Because 7-bit ASCII didn't include accented characters used in many European langauges, there were national changes. The Finnish variant replaced {|}[\] with äöåÄÖÅ.
Which, btw, is why those symbols are acceptable as IRC nicknames (and why { is lowercase [, i.e., {some|one} and [some\one] are two equivalent nicknames). IRC was invented in Finland.
One might guess the people who decided on this replacement were not Unix programmers...
The lack of brackets, caret, tilde and other ASCII special characters on various localized keyboards was a real problem in the 1980s. The C language standard solved it by introducing trigraphs:
Of course you could still use {} etc, they just might show up as localized characters in your source code.

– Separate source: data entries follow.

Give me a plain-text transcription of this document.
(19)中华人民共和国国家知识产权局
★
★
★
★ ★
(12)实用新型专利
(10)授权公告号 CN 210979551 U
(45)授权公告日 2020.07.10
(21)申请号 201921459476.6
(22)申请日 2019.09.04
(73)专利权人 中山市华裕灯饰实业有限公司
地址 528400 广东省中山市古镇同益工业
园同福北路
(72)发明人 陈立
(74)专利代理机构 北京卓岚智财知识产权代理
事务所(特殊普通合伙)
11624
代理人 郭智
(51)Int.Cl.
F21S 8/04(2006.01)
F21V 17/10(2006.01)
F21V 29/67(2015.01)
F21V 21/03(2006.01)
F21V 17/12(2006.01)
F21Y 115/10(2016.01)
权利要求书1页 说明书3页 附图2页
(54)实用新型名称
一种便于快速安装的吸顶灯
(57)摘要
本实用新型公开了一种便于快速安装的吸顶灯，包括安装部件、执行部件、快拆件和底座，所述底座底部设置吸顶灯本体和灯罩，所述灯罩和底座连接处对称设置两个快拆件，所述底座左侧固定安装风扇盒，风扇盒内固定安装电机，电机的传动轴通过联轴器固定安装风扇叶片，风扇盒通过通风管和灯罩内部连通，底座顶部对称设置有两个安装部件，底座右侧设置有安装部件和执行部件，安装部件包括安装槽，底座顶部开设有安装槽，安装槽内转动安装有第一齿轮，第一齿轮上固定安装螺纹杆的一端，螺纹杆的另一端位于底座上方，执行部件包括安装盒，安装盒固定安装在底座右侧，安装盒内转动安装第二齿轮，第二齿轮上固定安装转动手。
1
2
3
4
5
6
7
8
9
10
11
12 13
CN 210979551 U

There was no character set conversion involved at the source code level, your terminal font just might have had the glyph for ä in the place of {.
The people who designed the Finnish keyboard layout were definitely not programmers, though: https://kbdlayout.info/KBDFI/
Ditto with the Spanish (es) layout, they layout looks more apt for journalist and writters than programmers. I just switch to the us keymap with the compose key bound to right menu/right win key, so I can type áéíóú with compose key + ' + vowel (not pressed at the same time). Ñ is more cumbersome (compose key + ~ + n) but I can adapt XCompose under BSD/Linux for that.